The cluttered story about a loving Bavarian small-town family and its fate during WW1 is staged with lavish care in virtually every shot, with beautiful lighting/camera-movement effects and frequent large numbers of extras and bit players involved. Yet the story itself hurtles along with so little time for detail and characterization that the emotional impact is blunted. Of the titular four sons, only the one who goes to America is given significant screen time, which greatly lessens the intended impact when siblings become combat casualties. So the primary focus falls on their widowed ma, a Mother Macree type (curiously, Ford made another film of that precise name the same year) whose selfless suffering over the years is portrayed gracefully, yet is a rather one-note and predictable characterization to base the entire film around. And the villainous German officers who send her boys off to their deaths are even more caricatured "Dirty Hun" types, complete with omnipresent sneers and monocles.

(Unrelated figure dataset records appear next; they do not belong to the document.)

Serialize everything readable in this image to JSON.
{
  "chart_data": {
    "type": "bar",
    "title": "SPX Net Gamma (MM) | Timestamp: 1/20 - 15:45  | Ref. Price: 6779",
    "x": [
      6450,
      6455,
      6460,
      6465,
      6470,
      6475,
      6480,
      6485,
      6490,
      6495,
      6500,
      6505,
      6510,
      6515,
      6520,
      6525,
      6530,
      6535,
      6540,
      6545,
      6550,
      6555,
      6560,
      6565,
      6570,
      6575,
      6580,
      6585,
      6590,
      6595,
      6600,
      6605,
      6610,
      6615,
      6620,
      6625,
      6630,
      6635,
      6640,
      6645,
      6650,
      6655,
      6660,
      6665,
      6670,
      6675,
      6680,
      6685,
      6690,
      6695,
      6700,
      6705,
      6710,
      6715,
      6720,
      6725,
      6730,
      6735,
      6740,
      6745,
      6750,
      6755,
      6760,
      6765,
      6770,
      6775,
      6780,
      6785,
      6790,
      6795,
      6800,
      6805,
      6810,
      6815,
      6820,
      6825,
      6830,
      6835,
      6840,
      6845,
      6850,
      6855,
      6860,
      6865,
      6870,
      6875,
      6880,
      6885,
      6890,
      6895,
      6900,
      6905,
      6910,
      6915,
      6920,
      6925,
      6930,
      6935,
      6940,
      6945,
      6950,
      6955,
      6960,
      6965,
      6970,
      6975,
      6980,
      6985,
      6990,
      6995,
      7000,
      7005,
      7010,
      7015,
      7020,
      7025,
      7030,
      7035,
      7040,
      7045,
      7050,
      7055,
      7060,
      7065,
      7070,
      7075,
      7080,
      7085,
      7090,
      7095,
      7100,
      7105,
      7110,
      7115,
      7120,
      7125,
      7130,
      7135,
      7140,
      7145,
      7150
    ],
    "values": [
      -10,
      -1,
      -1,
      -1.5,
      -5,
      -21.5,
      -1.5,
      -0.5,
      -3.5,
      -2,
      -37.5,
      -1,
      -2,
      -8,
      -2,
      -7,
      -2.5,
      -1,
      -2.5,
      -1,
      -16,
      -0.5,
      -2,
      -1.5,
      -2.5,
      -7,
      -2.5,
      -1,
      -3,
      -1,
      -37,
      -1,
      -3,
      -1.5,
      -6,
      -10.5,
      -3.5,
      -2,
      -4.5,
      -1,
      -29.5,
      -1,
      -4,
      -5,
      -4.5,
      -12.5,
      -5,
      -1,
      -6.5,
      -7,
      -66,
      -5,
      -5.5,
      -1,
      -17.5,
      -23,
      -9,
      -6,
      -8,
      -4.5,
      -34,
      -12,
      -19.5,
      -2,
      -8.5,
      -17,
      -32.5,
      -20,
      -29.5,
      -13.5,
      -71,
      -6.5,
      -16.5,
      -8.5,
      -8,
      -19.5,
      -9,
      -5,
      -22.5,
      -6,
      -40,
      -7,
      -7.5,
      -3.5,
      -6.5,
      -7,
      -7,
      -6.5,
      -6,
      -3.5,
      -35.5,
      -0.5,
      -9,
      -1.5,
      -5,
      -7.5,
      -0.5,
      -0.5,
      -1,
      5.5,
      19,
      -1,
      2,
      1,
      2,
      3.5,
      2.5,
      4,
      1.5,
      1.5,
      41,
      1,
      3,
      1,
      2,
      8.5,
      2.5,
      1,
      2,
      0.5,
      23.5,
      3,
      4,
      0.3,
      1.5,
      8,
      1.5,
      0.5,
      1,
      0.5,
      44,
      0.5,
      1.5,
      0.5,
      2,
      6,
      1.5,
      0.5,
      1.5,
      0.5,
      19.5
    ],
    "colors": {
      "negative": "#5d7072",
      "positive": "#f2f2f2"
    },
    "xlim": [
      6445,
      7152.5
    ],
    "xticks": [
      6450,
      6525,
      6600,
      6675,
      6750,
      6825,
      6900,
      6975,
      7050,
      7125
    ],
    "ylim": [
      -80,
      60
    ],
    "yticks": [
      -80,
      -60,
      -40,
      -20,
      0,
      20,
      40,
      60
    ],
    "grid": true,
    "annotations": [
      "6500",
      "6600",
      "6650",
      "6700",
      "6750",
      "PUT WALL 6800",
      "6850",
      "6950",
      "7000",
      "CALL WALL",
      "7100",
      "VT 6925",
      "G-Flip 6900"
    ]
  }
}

Scene by scene, "Four Sons" is directed in such a virtuoso fashion, and the production so ambitious in story arc and physical scale, that it feels like a leisurely, sentimental but masterly 2 1/2 hour epic that unfortunately somehow got reduced to a 90-minute highlight reel with little nuance or breathing room. That Ford could do better is clear from such films of the same era as "The Iron Horse" and "3 Bad Men." "Four Sons" is still well worth seeing, for its visual qualities in particular as well as numerous effective individual sequences. But it plays like the truncated shell of something that was originally planned as a much more expansive project.